We set internet 1 to be 'disabled' in the MX config, which we think will force all traffic to the working internet 2, regardless of the up/down state of the flaky router on internet 1. Again, all applications are fine, including auto-VPN, except VOIP phones.
We re-template the site, so it's internet 2 active, internet 1 unused, but still disabled. VOIP problem persists.
BT Openreach fix a fault on internet 1, and presumably reboot the router which is then stable for several hours. VOIP phones all recover, but again are using the public IP of the other line.
Router rebooting issue returns, VOIP phones go down. BT replace the router, which has now been stable for several days, and re-enabled in the Meraki config, but as 'ready' - Internet 2 is still the active link. Phones are fine.
Short version is; the VOIP system stability seems to be entirely dependent on the state of a router/link that is not actually being used to carry any of the traffic.
Only plausible culprit is the Meraki MX. We have a hypothesis that there's some kind of SIP processing in the MX that doesn't respect the enabled/disabled/active/ready state of the available links - some kind of processing order issue.
Whilst we've only seen this issue at one site it makes me worry about all of them that have this VOIP solution and multiple links - redundancy effectively creating a wider single point of failure.

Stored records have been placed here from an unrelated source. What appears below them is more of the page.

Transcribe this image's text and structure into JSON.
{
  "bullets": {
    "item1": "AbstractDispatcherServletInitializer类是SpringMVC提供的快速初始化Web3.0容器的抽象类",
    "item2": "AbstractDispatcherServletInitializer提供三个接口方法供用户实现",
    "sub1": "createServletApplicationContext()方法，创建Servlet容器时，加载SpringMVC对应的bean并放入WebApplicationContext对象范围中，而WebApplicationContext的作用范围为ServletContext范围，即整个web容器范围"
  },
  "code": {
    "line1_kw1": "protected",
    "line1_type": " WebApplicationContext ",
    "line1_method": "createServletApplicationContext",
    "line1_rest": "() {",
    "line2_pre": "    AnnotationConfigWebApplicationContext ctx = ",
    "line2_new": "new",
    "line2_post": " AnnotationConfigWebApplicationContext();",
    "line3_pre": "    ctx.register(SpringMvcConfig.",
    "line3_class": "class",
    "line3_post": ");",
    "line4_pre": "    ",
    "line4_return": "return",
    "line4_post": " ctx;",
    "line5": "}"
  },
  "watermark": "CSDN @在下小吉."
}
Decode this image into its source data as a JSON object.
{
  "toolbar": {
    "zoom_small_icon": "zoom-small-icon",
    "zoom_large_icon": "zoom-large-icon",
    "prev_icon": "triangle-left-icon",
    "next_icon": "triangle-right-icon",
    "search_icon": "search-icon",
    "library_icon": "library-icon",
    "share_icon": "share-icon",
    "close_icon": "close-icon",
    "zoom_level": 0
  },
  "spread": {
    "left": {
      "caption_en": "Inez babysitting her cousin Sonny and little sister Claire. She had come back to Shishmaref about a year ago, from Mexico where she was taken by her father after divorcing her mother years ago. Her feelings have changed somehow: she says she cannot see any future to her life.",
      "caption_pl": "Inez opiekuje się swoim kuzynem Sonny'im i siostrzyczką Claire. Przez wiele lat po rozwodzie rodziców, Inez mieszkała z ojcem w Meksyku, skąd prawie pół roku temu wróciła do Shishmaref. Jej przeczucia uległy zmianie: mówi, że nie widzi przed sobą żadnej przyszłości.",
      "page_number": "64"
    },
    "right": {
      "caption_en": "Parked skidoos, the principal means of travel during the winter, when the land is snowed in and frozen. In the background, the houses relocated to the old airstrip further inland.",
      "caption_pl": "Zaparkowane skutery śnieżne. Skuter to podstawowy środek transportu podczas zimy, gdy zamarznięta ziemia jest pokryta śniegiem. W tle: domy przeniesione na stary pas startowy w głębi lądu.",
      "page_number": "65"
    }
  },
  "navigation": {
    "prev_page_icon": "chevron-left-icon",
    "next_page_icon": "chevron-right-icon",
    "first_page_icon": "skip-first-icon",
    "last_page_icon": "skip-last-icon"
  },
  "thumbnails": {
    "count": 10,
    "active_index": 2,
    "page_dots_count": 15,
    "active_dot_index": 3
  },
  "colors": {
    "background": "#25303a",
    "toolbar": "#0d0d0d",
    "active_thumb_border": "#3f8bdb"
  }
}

Anyone seen anything like this? Thanks for your time if you've read this far.
@AndyGray the MX doesn’t process a SIP packet any differently to any other packets (assuming the VoIP system uses SIP). There are no smarts in it (e.g. application layer gateway, ALG) like there is in other firewalls such as Cisco ASAs, and so the traffic should just follow the same path as any other traffic.
Sometimes a SIP connection can get ‘stuck’ on WAN2 when a MX fails-back to WAN1 since if it’s using TCP (and the session stays up) the path via WAN2 stays up, which can cause problems. But that doesn’t sound like the issue in your instance.
It sounds more like there is a configuration on the IP PBX that is defining the public IP address that should be used, or even caching it through what it sees from the phone? Or similarly to the above maybe the PBX is trying to hold up the SIP TCP session to the WAN IP address? Not saying it’s not the MX, but I’d look at what’s going on with the telephony system too. You might need some packet captures to really figure it out. Did you try rebooting the MX?
Some kind of ALG was what we were thinking, but that's a pretty emphatic statement that the Meraki doesn't have those kind of smarts. There is a definition for SIP in the default config, but I think that's just referring to DSCP 46 EF packets, rather than anything more sophisticated.
I had thought the same about the PBX, that it might have some hidden dependency on reachability of a cached address - I had lengthy calls with our reseller and wholesaler of the VOIP system last week and they were adamant that it couldn't be a Telcoswitch issue. But I'll ask them again.
Yes, I'd rebooted the secondary MX, failed over to it and rebooted the primary and failed back. So there was still a chance for dodgy state information to be exchanged between them, not quite a totally clean reboot.
Now their phones are up again, I'm a little stuck for further investigation - will consider whether we can reproduce the issue in a lab.